58. El futuro del mundo
y de la Iglesia pertenece a las jóvenes generaciones que, nacidas
en este siglo, serán maduras en el próximo, el primero del nuevo
milenio. Cristo escucha a los jóvenes, como escuchó al joven que
le hizo la pregunta: «¿Qué he de hacer de bueno para conseguir vida
eterna?» (Mt 19, 16). A la magnífica respuesta que Jesús le dio
he hecho referencia en la reciente Encíclica Veritatis splendor,
como, anteriormente, en la «Carta a los jóvenes y a las jóvenes del
mundo» de 1985. Los jóvenes, en cada situación, en cada región de la
tierra no dejan de preguntar a Cristo: lo encuentran y lo buscan para
interrogarlo a continuación. Si saben seguir el camino que El
indica, tendrán la alegría de aportar su propia contribución para su
presencia en el próximo siglo y en los sucesivos, hasta la consumación
de los tiempos. «Jesús es el mismo ayer, hoy y siempre».
59. Para concluir, son oportunas las
palabras de la Constitución pastoral Gaudium et spes: «La
Iglesia cree que Cristo, muerto y resucitado por todos, da al hombre luz
y fuerzas por su Espíritu, para que pueda responder a su máxima
vocación; y que no ha sido dado a los hombres bajo el cielo ningún otro
nombre en el que haya que salvarse. Igualmente, cree que la clave, el
centro y el fin de toda la historia humana se encuentra en su Señor y
Maestro. Afirma además la Iglesia que, en todos los cambios,
subsisten muchas cosas que no cambian y que tienen su fundamento
último en Cristo, que es El mismo ayer, hoy y por los siglos. Por
consiguiente, a la luz de Cristo, Imagen del Dios invisible, Primogénito
de toda criatura, el Concilio pretende hablar a todos para iluminar el
misterio del hombre y para cooperar en el descubrimiento de la solución
de los principales problemas de nuestro tiempo».(41)
Mientras invito a los fieles a elevar al
Señor insistentes oraciones para obtener luces y ayudas necesarias para
la preparación y celebración del Jubileo ya próximo, exhorto a los
venerables Hermanos en el Episcopado y a las comunidades eclesiales a
ellos confiadas a que abran el corazón a las inspiraciones del Espíritu.
El no dejará de mover los corazones para que se dispongan a celebrar con
renovada fe y generosa participación el gran acontecimiento jubilar.
Confío esta tarea de toda la Iglesia a
la materna intercesión de María, Madre del Redentor. Ella, la Madre del
amor hermoso, será para los cristianos que se encaminan hacia el gran
Jubileo del tercer milenio la Estrella que guía con seguridad sus pasos
al encuentro del Señor.
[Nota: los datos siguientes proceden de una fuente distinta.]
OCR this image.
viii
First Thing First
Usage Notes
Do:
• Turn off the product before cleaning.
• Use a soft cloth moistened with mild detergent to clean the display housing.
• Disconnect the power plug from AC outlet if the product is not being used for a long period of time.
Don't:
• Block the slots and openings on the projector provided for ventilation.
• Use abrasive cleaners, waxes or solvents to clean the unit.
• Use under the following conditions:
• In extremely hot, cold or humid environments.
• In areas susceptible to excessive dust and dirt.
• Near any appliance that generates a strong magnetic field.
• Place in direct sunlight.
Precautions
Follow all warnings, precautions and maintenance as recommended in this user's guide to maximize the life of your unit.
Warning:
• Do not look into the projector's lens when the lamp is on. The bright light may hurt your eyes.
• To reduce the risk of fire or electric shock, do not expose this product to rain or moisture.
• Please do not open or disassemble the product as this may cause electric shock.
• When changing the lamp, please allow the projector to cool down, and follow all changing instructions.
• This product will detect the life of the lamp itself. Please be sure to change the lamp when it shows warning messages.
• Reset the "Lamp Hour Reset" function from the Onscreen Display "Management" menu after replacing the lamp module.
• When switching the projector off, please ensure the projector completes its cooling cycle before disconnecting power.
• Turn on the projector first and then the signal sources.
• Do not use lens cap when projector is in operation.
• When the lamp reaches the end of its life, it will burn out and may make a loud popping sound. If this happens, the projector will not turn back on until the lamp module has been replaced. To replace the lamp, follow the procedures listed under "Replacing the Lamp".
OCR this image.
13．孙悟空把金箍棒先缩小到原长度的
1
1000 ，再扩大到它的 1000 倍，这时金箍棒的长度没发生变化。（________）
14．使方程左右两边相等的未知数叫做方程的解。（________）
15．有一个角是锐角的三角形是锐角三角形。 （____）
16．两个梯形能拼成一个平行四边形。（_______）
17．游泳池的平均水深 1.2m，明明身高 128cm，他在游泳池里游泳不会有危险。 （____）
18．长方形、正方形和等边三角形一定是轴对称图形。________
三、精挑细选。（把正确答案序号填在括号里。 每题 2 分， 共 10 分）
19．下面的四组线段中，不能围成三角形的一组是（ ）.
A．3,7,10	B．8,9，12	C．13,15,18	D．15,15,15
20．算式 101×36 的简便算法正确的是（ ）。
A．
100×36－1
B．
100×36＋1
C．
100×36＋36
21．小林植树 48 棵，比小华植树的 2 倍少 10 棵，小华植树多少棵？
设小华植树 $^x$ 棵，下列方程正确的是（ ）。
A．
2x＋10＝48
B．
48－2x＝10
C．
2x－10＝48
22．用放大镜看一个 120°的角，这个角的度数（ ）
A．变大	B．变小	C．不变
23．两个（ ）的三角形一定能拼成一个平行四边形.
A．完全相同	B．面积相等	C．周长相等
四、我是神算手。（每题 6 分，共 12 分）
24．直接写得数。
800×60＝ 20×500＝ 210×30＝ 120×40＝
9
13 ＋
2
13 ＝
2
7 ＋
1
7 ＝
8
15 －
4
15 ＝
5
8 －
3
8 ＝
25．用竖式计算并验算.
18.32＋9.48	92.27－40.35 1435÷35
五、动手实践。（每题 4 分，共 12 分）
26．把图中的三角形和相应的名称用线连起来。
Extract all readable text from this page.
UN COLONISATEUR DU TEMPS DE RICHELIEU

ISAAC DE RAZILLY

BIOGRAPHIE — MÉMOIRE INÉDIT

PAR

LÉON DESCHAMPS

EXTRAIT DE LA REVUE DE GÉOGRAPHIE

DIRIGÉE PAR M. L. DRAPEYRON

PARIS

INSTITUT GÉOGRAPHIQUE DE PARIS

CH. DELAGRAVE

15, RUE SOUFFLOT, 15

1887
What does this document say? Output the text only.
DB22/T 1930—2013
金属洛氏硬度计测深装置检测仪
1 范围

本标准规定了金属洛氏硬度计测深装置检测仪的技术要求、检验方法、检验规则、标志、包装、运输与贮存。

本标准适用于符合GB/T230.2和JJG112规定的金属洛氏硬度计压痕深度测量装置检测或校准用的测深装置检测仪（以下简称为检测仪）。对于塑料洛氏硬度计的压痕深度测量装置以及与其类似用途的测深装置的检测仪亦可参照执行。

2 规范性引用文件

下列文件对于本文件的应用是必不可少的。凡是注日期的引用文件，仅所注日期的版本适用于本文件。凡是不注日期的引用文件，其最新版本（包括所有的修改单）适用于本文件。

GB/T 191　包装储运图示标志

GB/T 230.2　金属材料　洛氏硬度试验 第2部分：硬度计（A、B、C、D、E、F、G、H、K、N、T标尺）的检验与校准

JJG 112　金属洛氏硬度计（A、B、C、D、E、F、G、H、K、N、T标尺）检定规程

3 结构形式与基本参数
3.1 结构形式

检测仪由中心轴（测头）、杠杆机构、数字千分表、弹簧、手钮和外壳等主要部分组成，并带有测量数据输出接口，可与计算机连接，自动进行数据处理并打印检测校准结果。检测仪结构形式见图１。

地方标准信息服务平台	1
La humilde muchacha de Nazaret, que hace dos mil
años ofreció al mundo el Verbo encarnado, oriente hoy a la humanidad
hacia Aquel que es «la luz verdadera, aquella que ilumina a todo hombre»
(Jn 1, 9).
Con estos sentimientos imparto a todos
mi Bendición.
Vaticano, 10 de noviembre del año
1994, decimoséptimo de mi Pontificado.